Tracking High-Road and Low-Road Companies
Another leg of the Shift Project aims to inform businesses and consumers about scheduling practices companies and industries engage in. Because the Shift Project’s data set includes workers from some of the largest food service, retail, grocery and pharmacy companies in the nation, the researchers are uniquely positioned to compare between and across sectors.
“In particular, we look to see who’s taking a high-road approach, with more worker-friendly scheduling, and who’s taking a low-road approach that exploits vulnerable workers, and we can track change over time,” Harknett says. “We’re hoping to turn this into a public good, where we can inform consumers about the practices at different places they might shop.”
Among the low-road practices Harknett sees as most egregious is the unwritten requirement that workers always be available for shifts, a strategy that supports just-in-time scheduling. The practice allows employers to minimize labor costs by giving workers shifts only when business is busy and withholding them (or sending workers home) when it’s slower.
Workers who need more hours to make ends meet are more likely to accept last-minute shifts and keep their schedules open to accommodate them.

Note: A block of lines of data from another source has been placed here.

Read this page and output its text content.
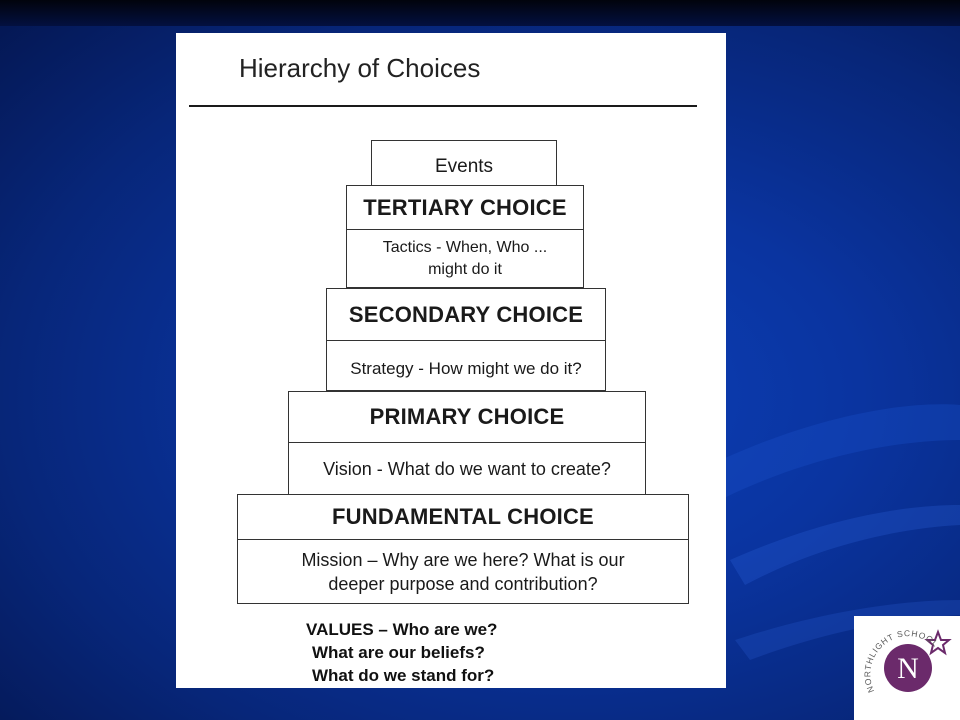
Hierarchy of Choices

Events
TERTIARY CHOICE
Tactics - When, Who ...
might do it
SECONDARY CHOICE
Strategy - How might we do it?
PRIMARY CHOICE
Vision - What do we want to create?
FUNDAMENTAL CHOICE
Mission – Why are we here? What is our
deeper purpose and contribution?
VALUES – Who are we?
What are our beliefs?
What do we stand for?	N
NORTHLIGHT SCHOOL
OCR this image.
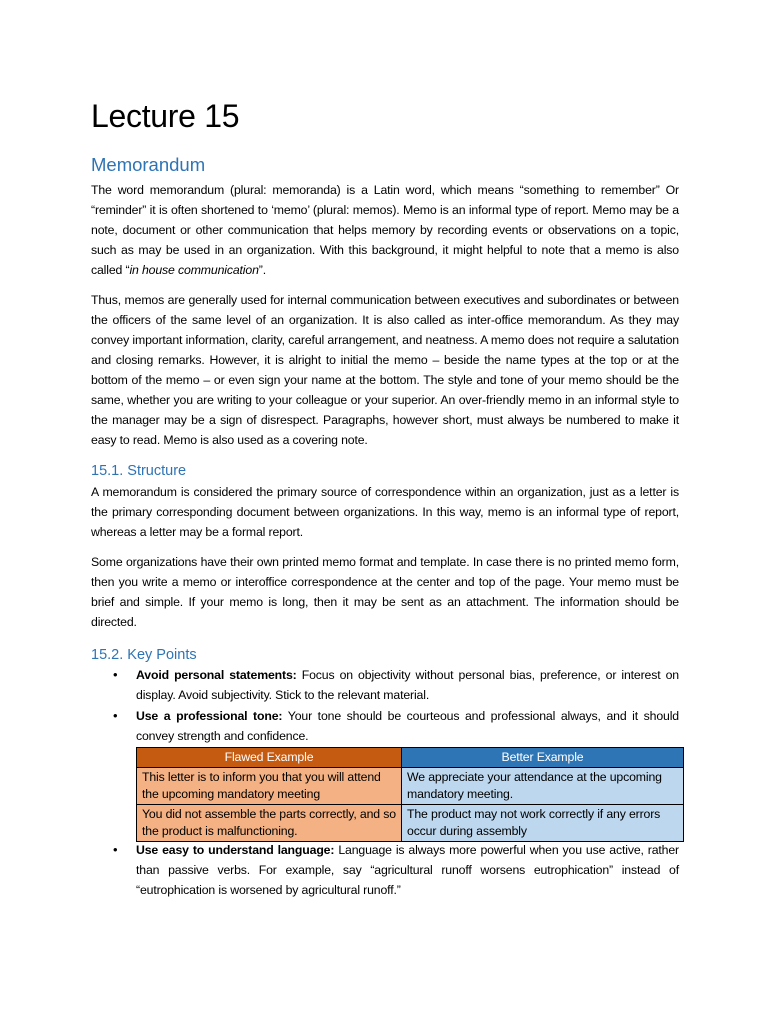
Lecture 15
Memorandum

The word memorandum (plural: memoranda) is a Latin word, which means “something to remember” Or “reminder” it is often shortened to ‘memo’ (plural: memos). Memo is an informal type of report. Memo may be a note, document or other communication that helps memory by recording events or observations on a topic, such as may be used in an organization. With this background, it might helpful to note that a memo is also called “in house communication”.

Thus, memos are generally used for internal communication between executives and subordinates or between the officers of the same level of an organization. It is also called as inter-office memorandum. As they may convey important information, clarity, careful arrangement, and neatness. A memo does not require a salutation and closing remarks. However, it is alright to initial the memo – beside the name types at the top or at the bottom of the memo – or even sign your name at the bottom. The style and tone of your memo should be the same, whether you are writing to your colleague or your superior. An over-friendly memo in an informal style to the manager may be a sign of disrespect. Paragraphs, however short, must always be numbered to make it easy to read. Memo is also used as a covering note.

15.1. Structure

A memorandum is considered the primary source of correspondence within an organization, just as a letter is the primary corresponding document between organizations. In this way, memo is an informal type of report, whereas a letter may be a formal report.

Some organizations have their own printed memo format and template. In case there is no printed memo form, then you write a memo or interoffice correspondence at the center and top of the page. Your memo must be brief and simple. If your memo is long, then it may be sent as an attachment. The information should be directed.

15.2. Key Points
• Avoid personal statements: Focus on objectivity without personal bias, preference, or interest on display. Avoid subjectivity. Stick to the relevant material.
• Use a professional tone: Your tone should be courteous and professional always, and it should convey strength and confidence.
Flawed Example	Better Example
This letter is to inform you that you will attend the upcoming mandatory meeting	We appreciate your attendance at the upcoming mandatory meeting.
You did not assemble the parts correctly, and so the product is malfunctioning.	The product may not work correctly if any errors occur during assembly
• Use easy to understand language: Language is always more powerful when you use active, rather than passive verbs. For example, say “agricultural runoff worsens eutrophication” instead of “eutrophication is worsened by agricultural runoff.”
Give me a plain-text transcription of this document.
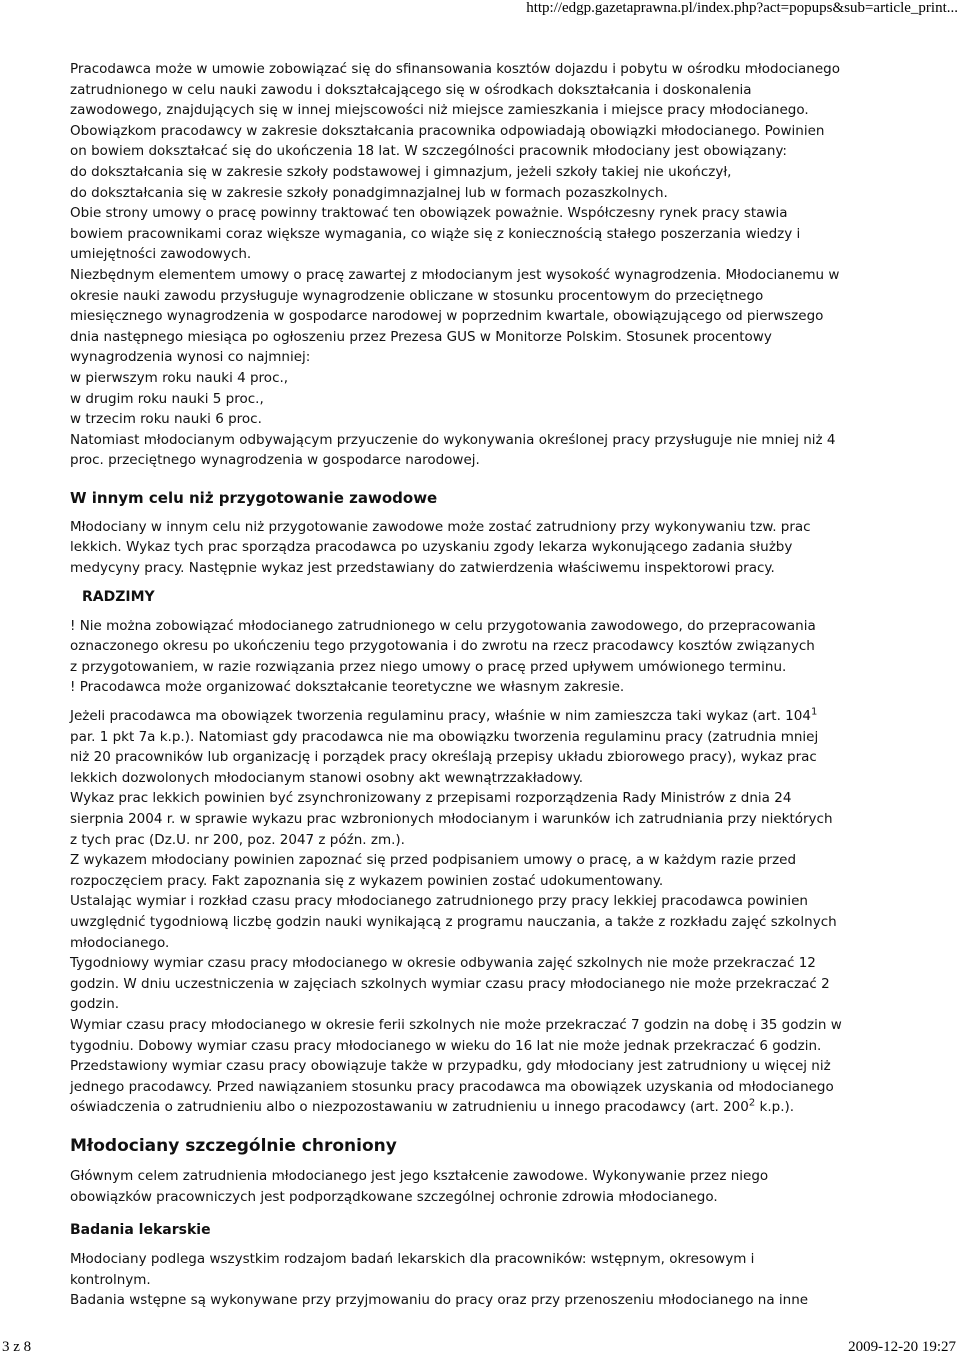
http://edgp.gazetaprawna.pl/index.php?act=popups&sub=article_print...

Pracodawca może w umowie zobowiązać się do sfinansowania kosztów dojazdu i pobytu w ośrodku młodocianego
zatrudnionego w celu nauki zawodu i dokształcającego się w ośrodkach dokształcania i doskonalenia
zawodowego, znajdujących się w innej miejscowości niż miejsce zamieszkania i miejsce pracy młodocianego.
Obowiązkom pracodawcy w zakresie dokształcania pracownika odpowiadają obowiązki młodocianego. Powinien
on bowiem dokształcać się do ukończenia 18 lat. W szczególności pracownik młodociany jest obowiązany:
do dokształcania się w zakresie szkoły podstawowej i gimnazjum, jeżeli szkoły takiej nie ukończył,
do dokształcania się w zakresie szkoły ponadgimnazjalnej lub w formach pozaszkolnych.
Obie strony umowy o pracę powinny traktować ten obowiązek poważnie. Współczesny rynek pracy stawia
bowiem pracownikami coraz większe wymagania, co wiąże się z koniecznością stałego poszerzania wiedzy i
umiejętności zawodowych.
Niezbędnym elementem umowy o pracę zawartej z młodocianym jest wysokość wynagrodzenia. Młodocianemu w
okresie nauki zawodu przysługuje wynagrodzenie obliczane w stosunku procentowym do przeciętnego
miesięcznego wynagrodzenia w gospodarce narodowej w poprzednim kwartale, obowiązującego od pierwszego
dnia następnego miesiąca po ogłoszeniu przez Prezesa GUS w Monitorze Polskim. Stosunek procentowy
wynagrodzenia wynosi co najmniej:
w pierwszym roku nauki 4 proc.,
w drugim roku nauki 5 proc.,
w trzecim roku nauki 6 proc.
Natomiast młodocianym odbywającym przyuczenie do wykonywania określonej pracy przysługuje nie mniej niż 4
proc. przeciętnego wynagrodzenia w gospodarce narodowej.

W innym celu niż przygotowanie zawodowe

Młodociany w innym celu niż przygotowanie zawodowe może zostać zatrudniony przy wykonywaniu tzw. prac
lekkich. Wykaz tych prac sporządza pracodawca po uzyskaniu zgody lekarza wykonującego zadania służby
medycyny pracy. Następnie wykaz jest przedstawiany do zatwierdzenia właściwemu inspektorowi pracy.

RADZIMY

! Nie można zobowiązać młodocianego zatrudnionego w celu przygotowania zawodowego, do przepracowania
oznaczonego okresu po ukończeniu tego przygotowania i do zwrotu na rzecz pracodawcy kosztów związanych
z przygotowaniem, w razie rozwiązania przez niego umowy o pracę przed upływem umówionego terminu.

! Pracodawca może organizować dokształcanie teoretyczne we własnym zakresie.

Jeżeli pracodawca ma obowiązek tworzenia regulaminu pracy, właśnie w nim zamieszcza taki wykaz (art. $104^1$
par. 1 pkt 7a k.p.). Natomiast gdy pracodawca nie ma obowiązku tworzenia regulaminu pracy (zatrudnia mniej
niż 20 pracowników lub organizację i porządek pracy określają przepisy układu zbiorowego pracy), wykaz prac
lekkich dozwolonych młodocianym stanowi osobny akt wewnątrzzakładowy.
Wykaz prac lekkich powinien być zsynchronizowany z przepisami rozporządzenia Rady Ministrów z dnia 24
sierpnia 2004 r. w sprawie wykazu prac wzbronionych młodocianym i warunków ich zatrudniania przy niektórych
z tych prac (Dz.U. nr 200, poz. 2047 z późn. zm.).
Z wykazem młodociany powinien zapoznać się przed podpisaniem umowy o pracę, a w każdym razie przed
rozpoczęciem pracy. Fakt zapoznania się z wykazem powinien zostać udokumentowany.
Ustalając wymiar i rozkład czasu pracy młodocianego zatrudnionego przy pracy lekkiej pracodawca powinien
uwzględnić tygodniową liczbę godzin nauki wynikającą z programu nauczania, a także z rozkładu zajęć szkolnych
młodocianego.
Tygodniowy wymiar czasu pracy młodocianego w okresie odbywania zajęć szkolnych nie może przekraczać 12
godzin. W dniu uczestniczenia w zajęciach szkolnych wymiar czasu pracy młodocianego nie może przekraczać 2
godzin.
Wymiar czasu pracy młodocianego w okresie ferii szkolnych nie może przekraczać 7 godzin na dobę i 35 godzin w
tygodniu. Dobowy wymiar czasu pracy młodocianego w wieku do 16 lat nie może jednak przekraczać 6 godzin.
Przedstawiony wymiar czasu pracy obowiązuje także w przypadku, gdy młodociany jest zatrudniony u więcej niż
jednego pracodawcy. Przed nawiązaniem stosunku pracy pracodawca ma obowiązek uzyskania od młodocianego
oświadczenia o zatrudnieniu albo o niezpozostawaniu w zatrudnieniu u innego pracodawcy (art. $200^2$ k.p.).

Młodociany szczególnie chroniony

Głównym celem zatrudnienia młodocianego jest jego kształcenie zawodowe. Wykonywanie przez niego
obowiązków pracowniczych jest podporządkowane szczególnej ochronie zdrowia młodocianego.

Badania lekarskie

Młodociany podlega wszystkim rodzajom badań lekarskich dla pracowników: wstępnym, okresowym i
kontrolnym.
Badania wstępne są wykonywane przy przyjmowaniu do pracy oraz przy przenoszeniu młodocianego na inne

3 z 8	2009-12-20 19:27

This is often done at the expense of family and social obligations – and of seeking other, more regular employment.
“I think it’s shortsighted,” Harknett says. “[In our research] we’re documenting that you end up with a workforce that’s distressed and sleep-deprived, and these are the people interacting with your customers. You’re undermining the consumer experience in the interest of not paying those extra dollars.”
Harknett sees the increasing prevalence of fair-scheduling legislation as a huge opportunity to directly connect changes in scheduling practices with markers of personal and public health, such as improved sleep among workers or more stability for children in a community. And there are other emerging workplace practices that the Shift Project has yet to examine, such as job pacing and work intensity, automation pressures and increased use of technology to monitor workers.
Because the Shift Project has established survey participants in large organizations across several industry sectors, researchers can quickly put together new surveys based on changes within an industry or new company policies affecting workers.
“We’ve built this data collection machine that’s rapid-response and malleable,” says Harknett. “Therefore, as new practices emerge, we’re in a good position to analyze their effects at scale.”